Dunia Lain
Dalam filosofi Cina, terdapat istilah “Im dan Yang”. Dua istilah yang bertolak belakang. Utara dan Selatan, Barat dan Timur, kebaikan dan kejahatan, laki-laki dan perempuan, penonton dan pemain dst. Dalam dunia olahraga, pada umumnya dunia penonton lebih banyak dari dunia pemain. Sebagai contoh olah raga sepakbola dalam setiap kesebelasan hanya terdapat 11 pemain. Mereka memiliki dunianya tersendiri. Dunia dimana mereka mencoba saling bekerja sama mencapai tujuan kemenangan sebagai sebuah tim. Dunia kemenangan yang ingin direngkuhnya. Dan tim yang lainnyapun memiliki dunia yang hampir sama. Kedua pun saling menyerang demi kemenangan tim dan kesebelasannya. Berbeda dengan dunia penonton. Dunia yang dengan mudah penuh dengan semarak. Namun disatu sisi dunia yang dengan mudah menghujat, mencacimaki, bahkan sanggup melahirkan fandalisme. Memang dua buah dunia yang berbeda. Dunia pemain dan dunia penonton.
Penonton memandang dari duninya tersendiri. Mereka bermain dengan cara dan polanya, sehingga tidak menutup kemungkinan seolah-olah penonton menjadi lebih hebat dari para pemain. Padahal para pemain harus mengalahkan dunianya sendiri disamping tuntutan menunjukkan pada dunia akan kehebatan dalam memperjuangkan cita-cita dan impian mereka. Sayangnya “Champion” hanya ada satu. “Juara” itu hanya ada satu yang berhak menyandangnya. Tidak ada juara 1, juara 2 dan juara 3. Kalau istilah “Strata” atau “Peringkat” memiliki urutan, yaitu peringkat 1, peringkat 2 dan peringkat 3.
Dalam konteks sepakbola ataupun olahraga dan yang lainnya, seringkali dunia pemain yang menjadi barometer. Penonton memandang dari sudut pandang diri. Atau menggunakan istilah Tagline di atas, memandang dari dunia lan. “Memandang Dari Dunia Lain” merupakan sesuatu tindakan yang acapkali dan mungkin sudah menjadi kebiasaan dalam diri setiap orang.
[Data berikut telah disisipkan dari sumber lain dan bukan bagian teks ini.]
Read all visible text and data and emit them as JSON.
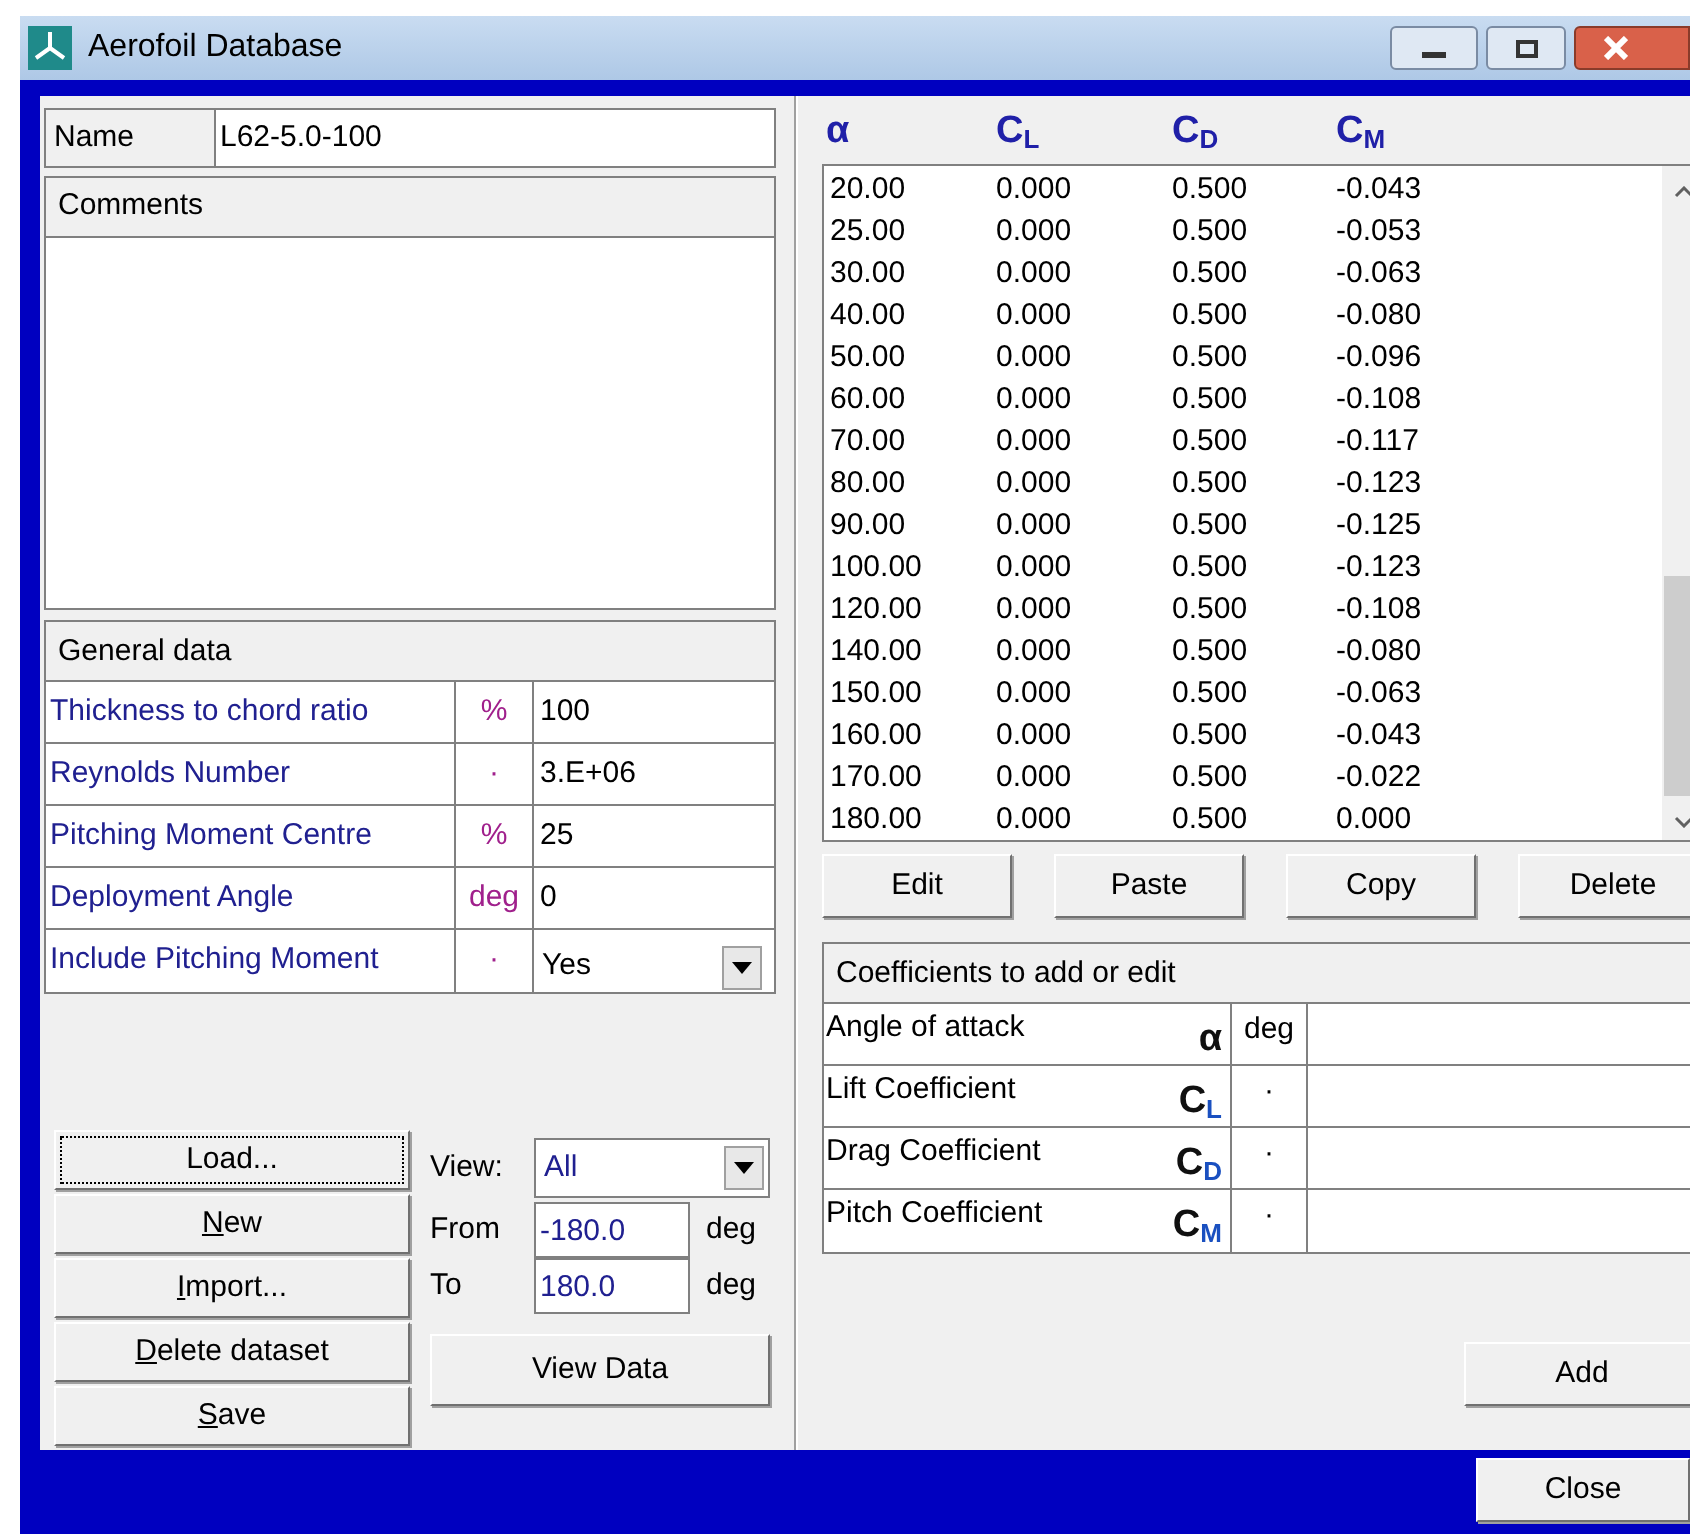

Sesuatu hal yang sangat langka ketika proses “Memandang Dunia dilakukan Dari Dunia Mereka”.
Memandang dari dunia lain semestinya dilakukan secara spesifik dengan melibatkan berbagai unsur, sehingga mampu menghasilkan pandangan yang relatif mendekati esensinya dan tidak terjebak pada lingkaran yang berakhir pada fenomena atau gejala yang nampak.
Dalam ilmu komunikasi, perspektif komunikasi mendapatkan tempatnya ketika komunikasi itu sendiri akan dilakukan. Dalam kerangka komunikasi, prespektif merupakan sudut pandang yang spesifik dan beragam dalam melihat fenomena (sesuatu atau gejala yang dapat dilihat) tertentu yang hendak dikaji dengan melibatkan berbagai unsur-unsur yang dapat membedakan teori yang satu dengan teori yang lainnya. Perspektif memungkinkan terjadinya perbedaan teori dalam mengkaji dan menafsirkan gejala yang ada.
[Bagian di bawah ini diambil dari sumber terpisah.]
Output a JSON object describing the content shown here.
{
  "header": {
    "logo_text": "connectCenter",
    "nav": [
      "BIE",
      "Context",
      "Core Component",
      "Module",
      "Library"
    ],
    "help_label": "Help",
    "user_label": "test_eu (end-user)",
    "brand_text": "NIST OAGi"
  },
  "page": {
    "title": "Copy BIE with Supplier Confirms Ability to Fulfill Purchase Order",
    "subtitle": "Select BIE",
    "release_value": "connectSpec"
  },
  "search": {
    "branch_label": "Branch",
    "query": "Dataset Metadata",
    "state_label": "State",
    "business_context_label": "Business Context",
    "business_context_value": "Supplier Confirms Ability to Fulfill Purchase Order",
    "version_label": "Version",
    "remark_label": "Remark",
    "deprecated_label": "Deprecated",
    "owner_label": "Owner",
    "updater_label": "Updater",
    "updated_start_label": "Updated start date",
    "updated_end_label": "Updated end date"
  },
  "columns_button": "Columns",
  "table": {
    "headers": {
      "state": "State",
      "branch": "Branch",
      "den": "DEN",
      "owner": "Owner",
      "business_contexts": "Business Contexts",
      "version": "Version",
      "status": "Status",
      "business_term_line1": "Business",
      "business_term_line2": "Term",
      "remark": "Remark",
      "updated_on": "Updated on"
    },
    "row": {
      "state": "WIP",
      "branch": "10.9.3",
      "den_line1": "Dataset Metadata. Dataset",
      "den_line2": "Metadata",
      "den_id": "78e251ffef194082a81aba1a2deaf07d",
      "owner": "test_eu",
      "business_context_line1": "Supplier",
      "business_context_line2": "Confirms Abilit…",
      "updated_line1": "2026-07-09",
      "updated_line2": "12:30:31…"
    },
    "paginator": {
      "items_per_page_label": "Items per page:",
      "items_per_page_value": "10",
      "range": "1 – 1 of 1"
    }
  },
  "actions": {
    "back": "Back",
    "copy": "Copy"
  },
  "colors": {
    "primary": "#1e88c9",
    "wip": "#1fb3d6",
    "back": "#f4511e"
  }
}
Dengan adanya perspektif, pengkajian sebuah fenomena menjadi lebih dalam dan luas, karena perspektif selalu didasarkan pada teori-teori yang mendahuluinya, sesuai dengan pengetahuan dan pengalaman yang dimilikinya. Semakin luas pengetahuan dan pemahaman teori-teori yang dimiliki, maka kajian, bahasan dan analisa seseorang akan menjadi semakin dalam.
Peribahasa mengatakan “dunia tidak selebar daun kelor”. Dan tidak ada daun kelor yang selebar dunia, kecuali ketika dunia itu dibatasi oleh pengetahuan dan pemahaman diri tanpa melihat, bahwa dunia itu sangat luas, spesifik dan beragam.